Closed mattkretz closed 7 years ago
This interacts with my to-be paper P0553R0, which defines popcount
and countl_zero and countr_zero for unsigned integral types [names up for debate]. I would expect, for example, popcount(datapar<T>(...))
to operate on each element of the datapar.
Assuming that masks are (in that sense) just a datapar<bool>
, this doesn't really fit. Put differently, a popcount (etc.) is a reduction operation and should be named / used as such.
So, we have option 1: Have some generic reduce on masks that can do such things (no idea on the interface; certainly different from reduce on datapar if we want to implement "first_set" with it. Or option 2: Rename to hpopcount and hfirst_set etc, similar to hmin and hmax (with names aligned with whatever the outcome of P0553R0 is).
I'd expect:
datapar<uint32_t> x = [](uint32_t i) { return i; }; // [0 1 2 3 | 4 5 6 7]
x = popcount(x); // [0 1 1 2 | 1 2 2 3]
... and int popcount(bool x) { return x; }
to be quite meaningless.
All the mask
reduction functions produce a scalar. I.e. they are horizontal reductions implicitly, because nothing else makes sense on a datatype that only has two values. Do you really think we should call them hall_of
, hany_of
? ;-) Otherwise we'd be inconsistent again.
I agree that the popcount(datapar) example you showed would be the "obviously desired" outcome. What's wrong with it?
Suppose you haven a large array of bits, where a bit is set if the corresponding member of the base population has a certain attribute. (Think "is female".) You're doing this with a separate bit array because it's more cache-efficient. Now you want to count how many females there are. It seems SIMD popcount is the natural fit, with intermediate results SIMD-summed and then reduced via hsum at the end.
I do agree that popcount(bool)
makes no sense, unless naturally completing the picture without adding dangers.
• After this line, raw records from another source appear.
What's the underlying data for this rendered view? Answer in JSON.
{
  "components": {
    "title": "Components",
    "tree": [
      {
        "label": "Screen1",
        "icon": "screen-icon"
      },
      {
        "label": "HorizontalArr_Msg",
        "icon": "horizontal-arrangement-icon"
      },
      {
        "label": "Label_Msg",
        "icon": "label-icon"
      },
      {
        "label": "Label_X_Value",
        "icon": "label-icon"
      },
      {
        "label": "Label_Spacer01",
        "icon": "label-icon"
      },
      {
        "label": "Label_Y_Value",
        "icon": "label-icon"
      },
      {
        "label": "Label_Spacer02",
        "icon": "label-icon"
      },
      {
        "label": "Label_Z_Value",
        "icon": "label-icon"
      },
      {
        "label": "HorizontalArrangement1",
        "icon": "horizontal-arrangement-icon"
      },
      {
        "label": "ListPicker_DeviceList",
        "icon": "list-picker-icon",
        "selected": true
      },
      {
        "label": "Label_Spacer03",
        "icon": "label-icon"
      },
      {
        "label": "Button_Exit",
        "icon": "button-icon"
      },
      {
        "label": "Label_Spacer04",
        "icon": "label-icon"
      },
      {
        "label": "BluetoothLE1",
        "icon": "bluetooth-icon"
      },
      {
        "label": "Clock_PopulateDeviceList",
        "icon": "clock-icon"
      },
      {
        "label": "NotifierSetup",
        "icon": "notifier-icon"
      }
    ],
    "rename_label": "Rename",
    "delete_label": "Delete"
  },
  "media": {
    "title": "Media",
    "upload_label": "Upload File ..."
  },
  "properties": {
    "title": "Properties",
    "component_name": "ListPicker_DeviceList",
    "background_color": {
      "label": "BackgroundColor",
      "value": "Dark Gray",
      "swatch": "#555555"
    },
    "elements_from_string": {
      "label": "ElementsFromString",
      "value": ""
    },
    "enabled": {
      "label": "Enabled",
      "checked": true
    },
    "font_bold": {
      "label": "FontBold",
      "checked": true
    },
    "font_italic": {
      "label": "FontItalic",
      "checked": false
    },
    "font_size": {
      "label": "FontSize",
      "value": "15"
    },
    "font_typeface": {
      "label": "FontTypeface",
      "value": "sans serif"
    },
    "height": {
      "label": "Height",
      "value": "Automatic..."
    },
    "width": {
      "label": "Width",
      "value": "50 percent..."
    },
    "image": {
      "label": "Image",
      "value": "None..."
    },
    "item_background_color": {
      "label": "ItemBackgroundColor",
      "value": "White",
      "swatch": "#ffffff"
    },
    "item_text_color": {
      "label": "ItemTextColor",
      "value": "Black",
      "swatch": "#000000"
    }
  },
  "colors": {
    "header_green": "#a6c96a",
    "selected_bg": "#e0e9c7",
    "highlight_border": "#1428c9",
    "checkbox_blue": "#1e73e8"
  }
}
Regarding reductions: All reductions (not just mask reductions) produce a scalar, that's their defining property. For datapar, we have vector operations (e.g. + or sin) and we have reductions (e.g. hmin or reduce). On masks, we have vector operations (e.g. || or &&) and we have reductions (any_of, all_of, "popcount"). Maybe reductions on masks are identified by "_of"? popcount_of? We would then have something like
int popcount_of(mask m) { return popcount(m.to_scalar_one_bit_for_each_element()); }
I agree that the popcount(datapar) example you showed would be the "obviously desired" outcome. What's wrong with it?
It's not a horizontal operation in the sense that it returns a scalar. It's a horizontal operation on the bits of the elements and thus returns a vector. That's not wrong. Just possibly surprising.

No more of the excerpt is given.